Never shy around a microphone or photo opportunity, Weprin never promoted this legislation at one of his standard Sunday press conferences. You never read about it in one of his periodic newsletters mailed to constituents at taxpayers’ expense. The same will be true about his participation in the Lifers and Long Term prisoners banquet held in the Fishkills Correctional Facility.

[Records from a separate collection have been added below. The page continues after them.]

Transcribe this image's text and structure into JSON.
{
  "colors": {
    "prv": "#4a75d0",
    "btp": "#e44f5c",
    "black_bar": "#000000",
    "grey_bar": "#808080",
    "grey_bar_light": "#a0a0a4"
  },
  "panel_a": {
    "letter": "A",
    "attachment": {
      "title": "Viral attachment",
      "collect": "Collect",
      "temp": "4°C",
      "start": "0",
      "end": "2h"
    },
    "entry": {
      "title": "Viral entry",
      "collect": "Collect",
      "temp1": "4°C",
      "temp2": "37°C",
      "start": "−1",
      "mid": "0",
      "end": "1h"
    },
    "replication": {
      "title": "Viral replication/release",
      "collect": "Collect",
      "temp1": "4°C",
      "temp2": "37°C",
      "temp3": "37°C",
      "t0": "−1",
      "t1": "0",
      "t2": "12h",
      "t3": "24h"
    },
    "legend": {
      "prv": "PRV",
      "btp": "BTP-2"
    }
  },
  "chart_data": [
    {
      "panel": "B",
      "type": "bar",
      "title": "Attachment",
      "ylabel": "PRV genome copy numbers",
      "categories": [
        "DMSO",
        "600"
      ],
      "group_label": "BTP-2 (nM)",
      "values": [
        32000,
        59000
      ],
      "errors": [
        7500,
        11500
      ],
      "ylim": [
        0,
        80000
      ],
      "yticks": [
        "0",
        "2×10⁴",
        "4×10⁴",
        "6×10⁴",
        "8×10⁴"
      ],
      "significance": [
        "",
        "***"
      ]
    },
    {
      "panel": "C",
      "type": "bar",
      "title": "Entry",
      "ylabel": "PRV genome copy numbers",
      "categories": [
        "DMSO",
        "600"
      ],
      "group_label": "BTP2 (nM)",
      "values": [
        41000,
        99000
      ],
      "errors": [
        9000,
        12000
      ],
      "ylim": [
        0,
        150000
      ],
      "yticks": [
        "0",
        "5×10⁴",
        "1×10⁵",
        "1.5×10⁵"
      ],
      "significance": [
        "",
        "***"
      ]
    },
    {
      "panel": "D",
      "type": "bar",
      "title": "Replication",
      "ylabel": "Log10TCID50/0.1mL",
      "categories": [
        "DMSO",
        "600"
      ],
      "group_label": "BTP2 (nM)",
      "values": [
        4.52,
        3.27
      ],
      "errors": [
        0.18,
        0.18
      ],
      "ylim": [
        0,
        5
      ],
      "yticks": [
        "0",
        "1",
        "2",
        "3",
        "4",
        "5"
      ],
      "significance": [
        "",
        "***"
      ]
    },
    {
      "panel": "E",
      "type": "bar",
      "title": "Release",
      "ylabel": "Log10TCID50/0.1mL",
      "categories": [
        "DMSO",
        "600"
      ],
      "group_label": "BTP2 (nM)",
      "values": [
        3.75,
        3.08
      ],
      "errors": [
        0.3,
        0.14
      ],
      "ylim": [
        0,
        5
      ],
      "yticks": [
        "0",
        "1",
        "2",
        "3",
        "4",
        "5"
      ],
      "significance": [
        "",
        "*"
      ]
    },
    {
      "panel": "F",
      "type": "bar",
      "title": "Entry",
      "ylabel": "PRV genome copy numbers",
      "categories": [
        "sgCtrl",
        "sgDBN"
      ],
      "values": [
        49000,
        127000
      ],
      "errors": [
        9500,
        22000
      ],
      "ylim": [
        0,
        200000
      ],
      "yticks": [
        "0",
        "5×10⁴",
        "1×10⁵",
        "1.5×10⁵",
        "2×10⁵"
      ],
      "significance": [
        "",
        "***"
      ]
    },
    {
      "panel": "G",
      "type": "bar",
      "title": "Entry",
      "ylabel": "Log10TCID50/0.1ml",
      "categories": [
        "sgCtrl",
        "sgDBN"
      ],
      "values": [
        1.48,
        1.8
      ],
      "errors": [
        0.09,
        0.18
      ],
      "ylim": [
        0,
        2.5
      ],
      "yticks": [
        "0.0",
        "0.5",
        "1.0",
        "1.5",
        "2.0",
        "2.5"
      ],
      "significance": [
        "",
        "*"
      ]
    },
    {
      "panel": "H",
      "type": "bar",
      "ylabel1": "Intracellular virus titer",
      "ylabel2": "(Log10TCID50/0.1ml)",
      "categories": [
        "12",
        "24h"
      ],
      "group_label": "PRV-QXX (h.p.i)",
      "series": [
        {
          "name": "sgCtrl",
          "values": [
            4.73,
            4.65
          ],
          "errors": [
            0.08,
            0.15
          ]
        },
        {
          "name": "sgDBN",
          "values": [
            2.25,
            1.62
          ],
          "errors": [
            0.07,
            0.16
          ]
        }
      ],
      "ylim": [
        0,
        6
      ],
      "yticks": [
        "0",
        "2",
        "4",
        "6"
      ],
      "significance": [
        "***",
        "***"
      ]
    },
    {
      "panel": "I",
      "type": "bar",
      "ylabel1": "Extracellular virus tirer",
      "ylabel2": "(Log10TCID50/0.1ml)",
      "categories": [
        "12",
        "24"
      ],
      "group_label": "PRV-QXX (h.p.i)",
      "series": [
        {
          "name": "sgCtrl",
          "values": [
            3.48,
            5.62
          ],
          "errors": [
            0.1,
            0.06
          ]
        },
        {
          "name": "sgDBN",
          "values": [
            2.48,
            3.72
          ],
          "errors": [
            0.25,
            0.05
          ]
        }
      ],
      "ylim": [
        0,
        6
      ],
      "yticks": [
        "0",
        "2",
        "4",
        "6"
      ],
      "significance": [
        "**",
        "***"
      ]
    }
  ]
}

These ultra-liberal “politically-correct” banquets and legislation complement a similar push to allow convicted felons the right to vote while serving time in prison. Some want to grant paroled felons the right to serve on jury duty. What’s next: reparations in the form of taxpayers’ rebates to reimburse ex-felons for lost income due to time served in prison? Weprin seems to be more concerned about breaking bread with those who have committed various crimes than victims of murder, arson, rape, muggings, robberies, auto and identity theft, or home break-ins. I have no problems with educational or vocational training for prisoners so they can find employment versus going back to a life of crime upon release after serving their time. Unfortunately, Weprin has become politically not kosher for Jewish and non-Jewish voters looking for someone to represent our interests in safe streets, schools and neighborhoods. Remember this when he runs for reelection to the State Assembly in 2020 General Election and NYC Comptroller in the 2021 Democratic Party primary. He does not deserve your vote or financial campaign contribution. There are better candidates to represent your interests.